A number of IT experts defended Atlassian's response, saying it is typically difficult to get customers to update software, particularly during and after holiday weekends.
David McNeely, CTO at ThycoticCentrify, said it was particularly difficult given that it simply takes time and, in many cases, requires changes to control approvals and subsequent downtime to perform updates or patching manually.
Morris of GreyNoise similarly defended Atlassian's response, noting that this kind of thing happens "pretty regularly."
"I think that when something like this happens, it's really easy to rush and want to pile on to Atlassian for doing the wrong thing or making their customers vulnerable. They are responsible; I'm not absolving them of responsibility. But this happens to pretty much every software company on the planet," Morris said.

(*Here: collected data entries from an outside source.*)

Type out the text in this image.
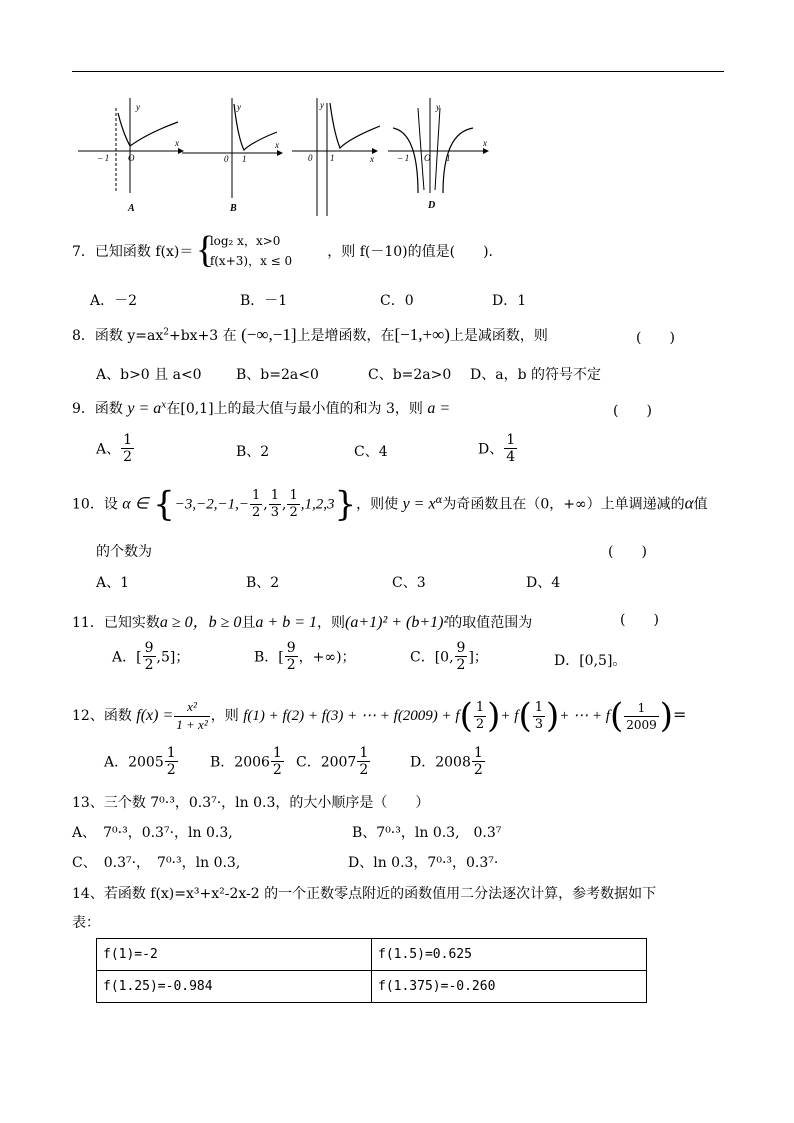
y
x
– 1 O
A
y
x
0 1
B
y
x
0 1
y
x
– 1 O 1
D
7．已知函数 f(x)＝ {
log₂ x，x>0
f(x+3)，x ≤ 0
，则 f(－10)的值是(　　).
A．－2	B．－1	C．0	D．1
8．函数 $y=ax^2+bx+3$ 在 (−∞,−1]上是增函数，在[−1,+∞)上是减函数，则	(　　)
A、b>0 且 a<0 B、b=2a<0	C、b=2a>0 D、a，b 的符号不定
9．函数 $y = a^x$在[0,1]上的最大值与最小值的和为 3，则 a =	(　　)
A、 $\frac{1}{2}$	B、2	C、4	D、 $\frac{1}{4}$
10．设 α ∈ {$-3,-2,-1,- \frac{1}{2}$ , $\frac{1}{3}$ , $\frac{1}{2} ,1,2,3$}，则使 $y = x^\alpha$为奇函数且在（0，+∞）上单调递减的α值
的个数为	(　　)
A、1	B、2	C、3	D、4
11．已知实数a ≥ 0，b ≥ 0且a + b = 1，则(a+1)² + (b+1)²的取值范围为	(　　)
A．[ $\frac{9}{2} ,5$]；	B．[ $\frac{9}{2}$ ，+∞)；	C．[0, $\frac{9}{2}$ ]；	D．[0,5]。
12、函数 $f(x) = \frac{\text{x²}}{\text{1 + x²}}$ ，则 f(1) + f(2) + f(3) + ⋯ + $f(2009) + f( \frac{1}{2}$ )+ $f( \frac{1}{3}$ )+ ⋯ + $f( \frac{1}{2009}$ )=
A．$2005 \frac{1}{2}$ B．$2006 \frac{1}{2}$ C．$2007 \frac{1}{2}$	D．$2008 \frac{1}{2}$
13、三个数 7⁰·³，0.3⁷·，ln 0.3，的大小顺序是（　　）
A、　7⁰·³，0.3⁷·，ln 0.3,	B、7⁰·³，ln 0.3,　0.3⁷
C、　0.3⁷·，　7⁰·³，ln 0.3,	D、ln 0.3，7⁰·³，0.3⁷·
14、若函数 f(x)=x³+x²-2x-2 的一个正数零点附近的函数值用二分法逐次计算，参考数据如下
表：
f(1)=-2	f(1.5)=0.625
f(1.25)=-0.984	f(1.375)=-0.260
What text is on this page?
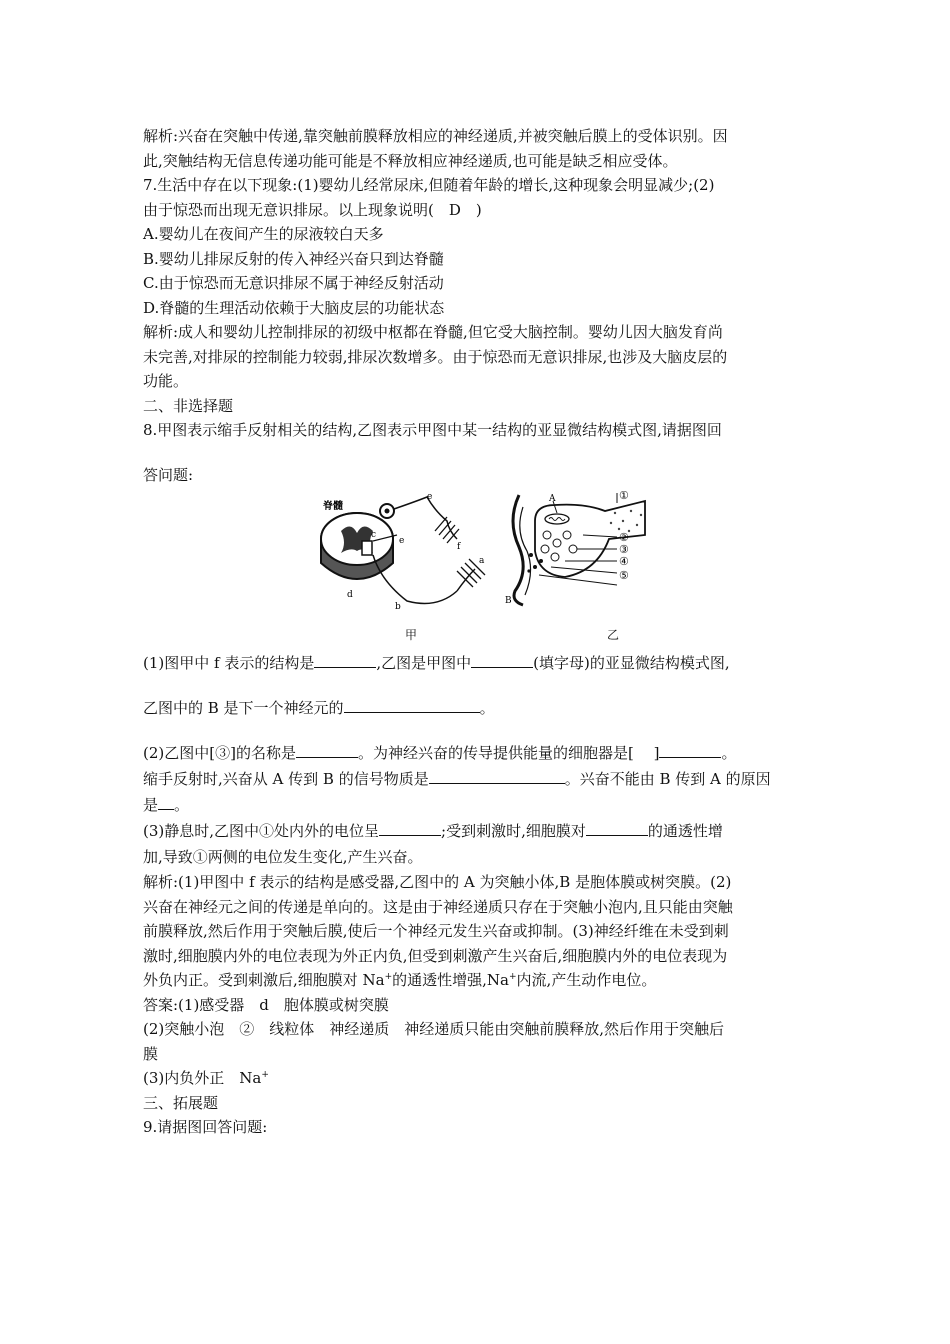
解析:兴奋在突触中传递,靠突触前膜释放相应的神经递质,并被突触后膜上的受体识别。因
此,突触结构无信息传递功能可能是不释放相应神经递质,也可能是缺乏相应受体。
7.生活中存在以下现象:(1)婴幼儿经常尿床,但随着年龄的增长,这种现象会明显减少;(2)
由于惊恐而出现无意识排尿。以上现象说明(　D　)
A.婴幼儿在夜间产生的尿液较白天多
B.婴幼儿排尿反射的传入神经兴奋只到达脊髓
C.由于惊恐而无意识排尿不属于神经反射活动
D.脊髓的生理活动依赖于大脑皮层的功能状态
解析:成人和婴幼儿控制排尿的初级中枢都在脊髓,但它受大脑控制。婴幼儿因大脑发育尚
未完善,对排尿的控制能力较弱,排尿次数增多。由于惊恐而无意识排尿,也涉及大脑皮层的
功能。
二、非选择题
8.甲图表示缩手反射相关的结构,乙图表示甲图中某一结构的亚显微结构模式图,请据图回
答问题:
脊髓
e
e
c
f
a
b
d
甲
A
B
①
②
③
④
⑤
乙
(1)图甲中 f 表示的结构是	,乙图是甲图中	(填字母)的亚显微结构模式图,
乙图中的 B 是下一个神经元的	。
(2)乙图中[③]的名称是	。为神经兴奋的传导提供能量的细胞器是[　 ]	。
缩手反射时,兴奋从 A 传到 B 的信号物质是	。兴奋不能由 B 传到 A 的原因
是 。
(3)静息时,乙图中①处内外的电位呈	;受到刺激时,细胞膜对	的通透性增
加,导致①两侧的电位发生变化,产生兴奋。
解析:(1)甲图中 f 表示的结构是感受器,乙图中的 A 为突触小体,B 是胞体膜或树突膜。(2)
兴奋在神经元之间的传递是单向的。这是由于神经递质只存在于突触小泡内,且只能由突触
前膜释放,然后作用于突触后膜,使后一个神经元发生兴奋或抑制。(3)神经纤维在未受到刺
激时,细胞膜内外的电位表现为外正内负,但受到刺激产生兴奋后,细胞膜内外的电位表现为
外负内正。受到刺激后,细胞膜对 Na+的通透性增强,Na+内流,产生动作电位。
答案:(1)感受器　d　胞体膜或树突膜
(2)突触小泡　②　线粒体　神经递质　神经递质只能由突触前膜释放,然后作用于突触后
膜
(3)内负外正　Na+
三、拓展题
9.请据图回答问题:
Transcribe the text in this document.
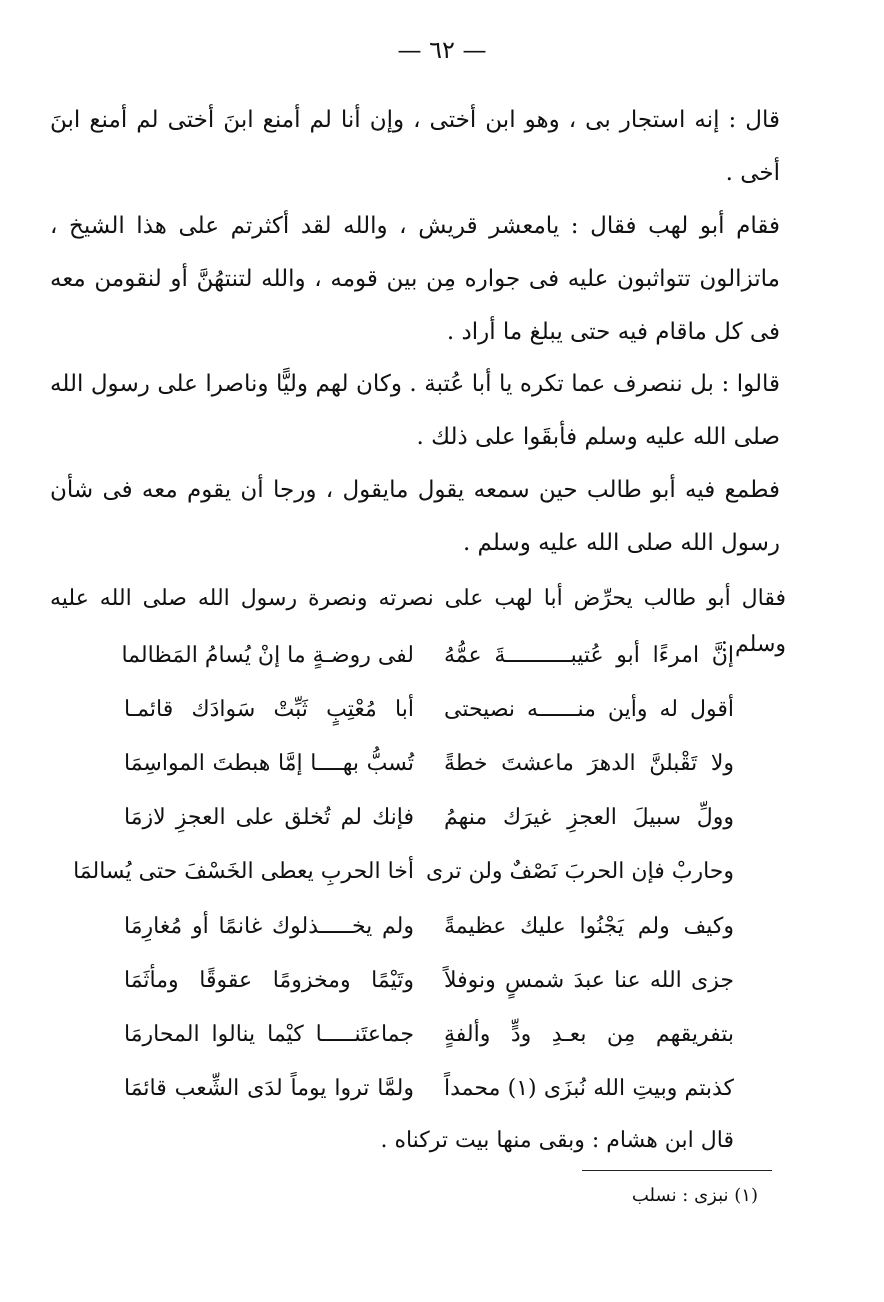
— ٦٢ —

قال : إنه استجار بى ، وهو ابن أختى ، وإن أنا لم أمنع ابنَ أختى لم أمنع ابنَ أخى .

فقام أبو لهب فقال : يامعشر قريش ، والله لقد أكثرتم على هذا الشيخ ، ماتزالون تتواثبون عليه فى جواره مِن بين قومه ، والله لتنتهُنَّ أو لنقومن معه فى كل ماقام فيه حتى يبلغ ما أراد .

قالوا : بل ننصرف عما تكره يا أبا عُتبة . وكان لهم وليًّا وناصرا على رسول الله صلى الله عليه وسلم فأبقَوا على ذلك .

فطمع فيه أبو طالب حين سمعه يقول مايقول ، ورجا أن يقوم معه فى شأن رسول الله صلى الله عليه وسلم .

فقال أبو طالب يحرِّض أبا لهب على نصرته ونصرة رسول الله صلى الله عليه وسلم :

إنَّ امرءًا أبو عُتيبــــــــــةَ عمُّهُ
لفى روضـةٍ ما إنْ يُسامُ المَظالما
أقول له وأين منــــــه نصيحتى
أبا مُعْتِبٍ ثَبِّتْ سَوادَك قائمـا
ولا تَقْبلنَّ الدهرَ ماعشتَ خطةً
تُسبُّ بهــــا إمَّا هبطتَ المواسِمَا
وولِّ سبيلَ العجزِ غيرَك منهمُ
فإنك لم تُخلق على العجزِ لازمَا
وحاربْ فإن الحربَ نَصْفٌ ولن ترى
أخا الحربِ يعطى الخَسْفَ حتى يُسالمَا
وكيف ولم يَجْنُوا عليك عظيمةً
ولم يخـــــذلوك غانمًا أو مُغارِمَا
جزى الله عنا عبدَ شمسٍ ونوفلاً
وتَيْمًا ومخزومًا عقوقًا ومأثَمَا
بتفريقهم مِن بعـدِ ودٍّ وألفةٍ
جماعتَنـــــا كيْما ينالوا المحارمَا
كذبتم وبيتِ الله نُبزَى (١) محمداً
ولمَّا تروا يوماً لدَى الشِّعب قائمَا

قال ابن هشام : وبقى منها بيت تركناه .

(١) نبزى : نسلب
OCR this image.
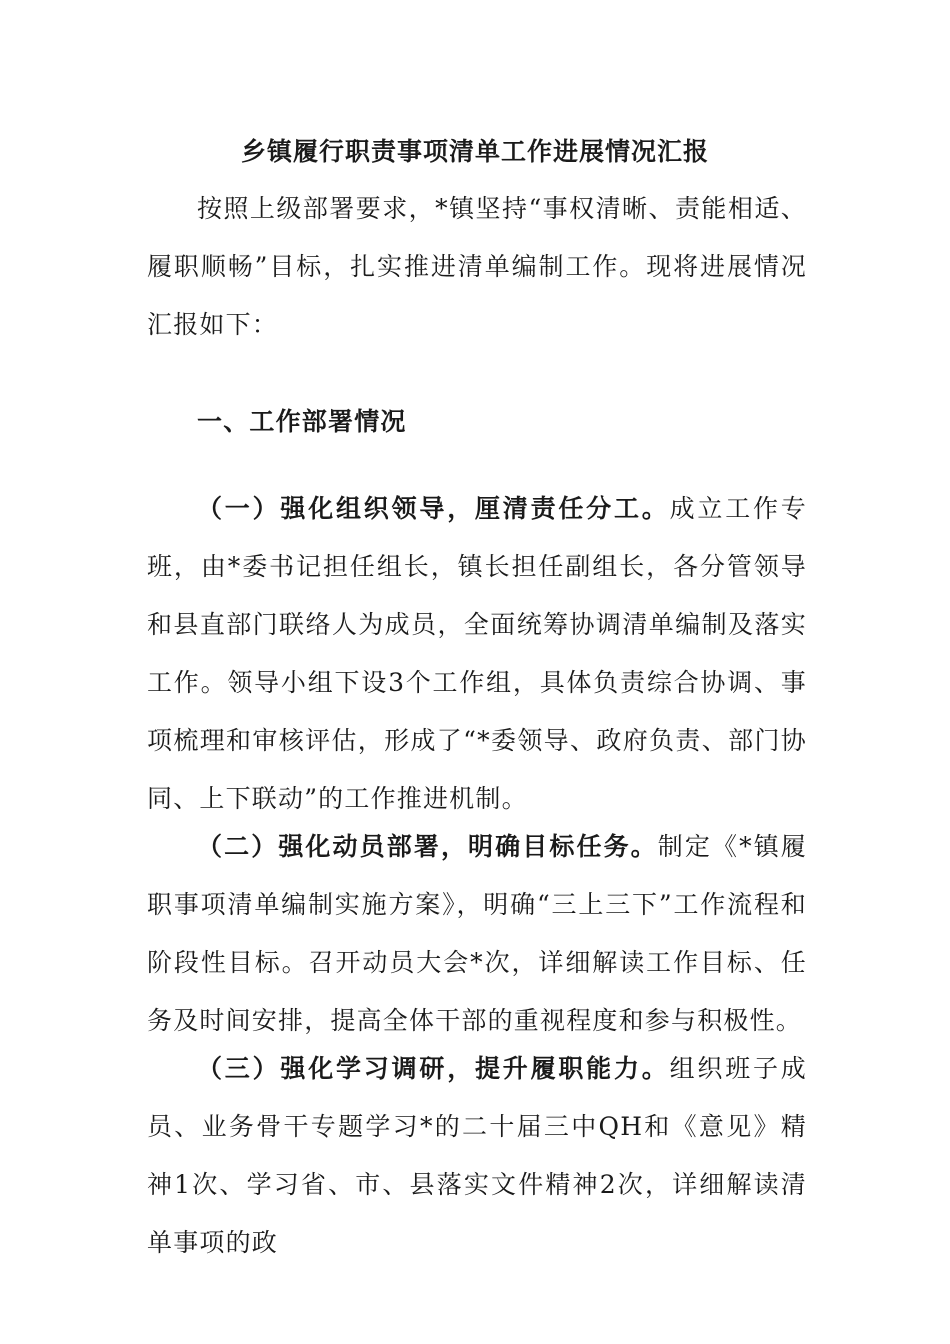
乡镇履行职责事项清单工作进展情况汇报

按照上级部署要求，*镇坚持“事权清晰、责能相适、履职顺畅”目标，扎实推进清单编制工作。现将进展情况汇报如下：

一、工作部署情况

（一）强化组织领导，厘清责任分工。成立工作专班，由*委书记担任组长，镇长担任副组长，各分管领导和县直部门联络人为成员，全面统筹协调清单编制及落实工作。领导小组下设3个工作组，具体负责综合协调、事项梳理和审核评估，形成了“*委领导、政府负责、部门协同、上下联动”的工作推进机制。

（二）强化动员部署，明确目标任务。制定《*镇履职事项清单编制实施方案》，明确“三上三下”工作流程和阶段性目标。召开动员大会*次，详细解读工作目标、任务及时间安排，提高全体干部的重视程度和参与积极性。

（三）强化学习调研，提升履职能力。组织班子成员、业务骨干专题学习*的二十届三中QH和《意见》精神1次、学习省、市、县落实文件精神2次，详细解读清单事项的政
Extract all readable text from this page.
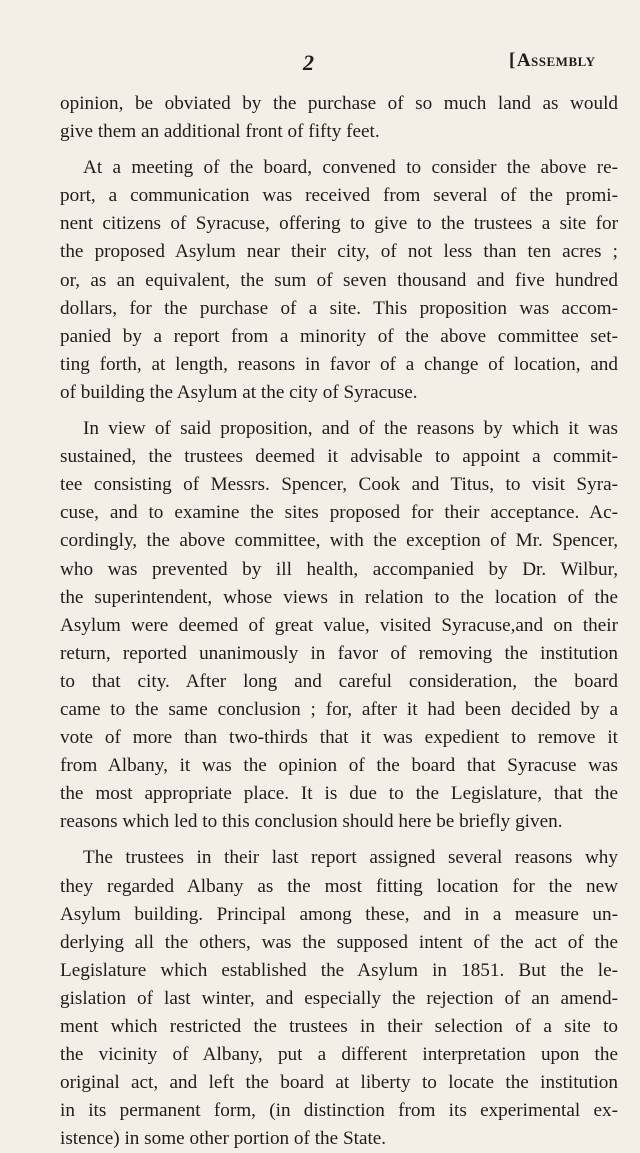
2	[Assembly
opinion, be obviated by the purchase of so much land as would
give them an additional front of fifty feet.
At a meeting of the board, convened to consider the above re-
port, a communication was received from several of the promi-
nent citizens of Syracuse, offering to give to the trustees a site for
the proposed Asylum near their city, of not less than ten acres ;
or, as an equivalent, the sum of seven thousand and five hundred
dollars, for the purchase of a site. This proposition was accom-
panied by a report from a minority of the above committee set-
ting forth, at length, reasons in favor of a change of location, and
of building the Asylum at the city of Syracuse.
In view of said proposition, and of the reasons by which it was
sustained, the trustees deemed it advisable to appoint a commit-
tee consisting of Messrs. Spencer, Cook and Titus, to visit Syra-
cuse, and to examine the sites proposed for their acceptance. Ac-
cordingly, the above committee, with the exception of Mr. Spencer,
who was prevented by ill health, accompanied by Dr. Wilbur,
the superintendent, whose views in relation to the location of the
Asylum were deemed of great value, visited Syracuse,and on their
return, reported unanimously in favor of removing the institution
to that city. After long and careful consideration, the board
came to the same conclusion ; for, after it had been decided by a
vote of more than two-thirds that it was expedient to remove it
from Albany, it was the opinion of the board that Syracuse was
the most appropriate place. It is due to the Legislature, that the
reasons which led to this conclusion should here be briefly given.
The trustees in their last report assigned several reasons why
they regarded Albany as the most fitting location for the new
Asylum building. Principal among these, and in a measure un-
derlying all the others, was the supposed intent of the act of the
Legislature which established the Asylum in 1851. But the le-
gislation of last winter, and especially the rejection of an amend-
ment which restricted the trustees in their selection of a site to
the vicinity of Albany, put a different interpretation upon the
original act, and left the board at liberty to locate the institution
in its permanent form, (in distinction from its experimental ex-
istence) in some other portion of the State.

"From time to time, a vulnerability is disclosed, a patch is released, and then there's a period of time where the vendor wants you to patch as soon as humanly possible. But they can't make you do it."
This situation is particularly bad because of how many organizations are affected and because the timing -- Labor Day weekend -- was tough, Morris added.
"It was kind of a perfect storm because Confluence runs on the internet, which means that it has to be resilient to attackers that would come in from anywhere on the entire Internet. It's not like it's buried deep inside someone's network, where it would be a little bit safer by default," Morris added.
"If this is running in your environment, I would really, really strongly recommend patching and calling an incident response team."